Il fratello, Giovanni Impastato, denunciava da anni lo stato di abbandono di quel posto dove ogni giorno silenziosamente giugno studenti e ragazzi da ogni parte d’Italia; una rete di associazioni aveva anche firmato una petizione per restituire quel luogo alla collettività; poi è stato dichiarato di interesse culturale, e adesso la Regione Siciliana ha approvato gli atti necessari per procedere alla espropriazione dell’edificio e del terreno circostante.

Una bella notizia per i familiari del giovane militante e cronista, per la Sicilia e i siciliani che continuano a combattere la criminalità e la cultura mafiosa, per tutti quei cittadini che hanno fatto della battaglia di Peppino la loro battaglia quotidiana. È anche una notizia di speranza: fino a quando ci saranno segni, simboli, luoghi dove la memoria e l’impegno si incontrano, ci sarà speranza di un cambiamento.

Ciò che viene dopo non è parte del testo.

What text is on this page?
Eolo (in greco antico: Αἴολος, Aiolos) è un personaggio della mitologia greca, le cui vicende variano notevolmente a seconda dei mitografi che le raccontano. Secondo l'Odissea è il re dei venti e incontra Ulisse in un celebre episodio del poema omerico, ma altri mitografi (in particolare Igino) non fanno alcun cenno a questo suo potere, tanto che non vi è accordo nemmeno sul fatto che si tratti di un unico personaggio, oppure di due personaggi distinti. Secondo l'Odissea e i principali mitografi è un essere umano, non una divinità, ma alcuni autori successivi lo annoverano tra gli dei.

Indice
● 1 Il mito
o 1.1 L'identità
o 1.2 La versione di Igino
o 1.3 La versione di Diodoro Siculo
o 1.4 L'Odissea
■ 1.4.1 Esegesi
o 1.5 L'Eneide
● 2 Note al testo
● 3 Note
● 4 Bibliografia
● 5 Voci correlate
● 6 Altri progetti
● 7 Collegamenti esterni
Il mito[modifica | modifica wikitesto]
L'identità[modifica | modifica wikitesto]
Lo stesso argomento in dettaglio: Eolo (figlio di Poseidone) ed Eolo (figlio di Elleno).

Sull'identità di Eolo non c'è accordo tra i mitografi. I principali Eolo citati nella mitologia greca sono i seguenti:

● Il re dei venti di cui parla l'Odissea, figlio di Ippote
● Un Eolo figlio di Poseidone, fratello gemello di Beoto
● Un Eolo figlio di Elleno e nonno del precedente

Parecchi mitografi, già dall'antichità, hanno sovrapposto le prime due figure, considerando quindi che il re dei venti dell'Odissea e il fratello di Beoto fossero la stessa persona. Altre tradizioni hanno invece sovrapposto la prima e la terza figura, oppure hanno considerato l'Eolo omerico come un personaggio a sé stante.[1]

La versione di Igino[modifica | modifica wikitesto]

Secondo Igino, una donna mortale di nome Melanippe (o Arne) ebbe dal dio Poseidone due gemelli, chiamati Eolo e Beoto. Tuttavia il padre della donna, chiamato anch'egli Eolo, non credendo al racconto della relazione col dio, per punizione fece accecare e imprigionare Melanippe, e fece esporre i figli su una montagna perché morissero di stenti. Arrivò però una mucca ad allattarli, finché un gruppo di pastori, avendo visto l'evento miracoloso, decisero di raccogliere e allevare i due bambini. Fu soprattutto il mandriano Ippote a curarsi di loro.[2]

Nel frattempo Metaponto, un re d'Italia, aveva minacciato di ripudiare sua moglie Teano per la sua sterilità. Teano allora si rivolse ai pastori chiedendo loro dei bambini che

Una storia di coraggio quella di Impastato: prima prese le distanze dal padre Luigi, poi iniziò a denunciare i delitti e gli affari dei mafiosi dai microfoni di “Radio Aut”, una emittente completamente autofinanziata e gestita insieme ad altri ragazzi. Ironia, satira, controinformazione: così raccontava quotidianamente i soprusi e gli intrecci criminali di Gaetano Badalamenti, “Tano seduto”. Fu Cosa nostra a volerlo morto. Provarono a farlo passare come un suicidio il suo, o come un attentato terroristico di cui egli stato sarebbe stato l’autore. Come poi dimostrato, il corpo venne posizionato sui binari della ferrovia Palermo-Trapani dopo averlo ucciso in quel casolare che da questo momento è simbolo di rinascita.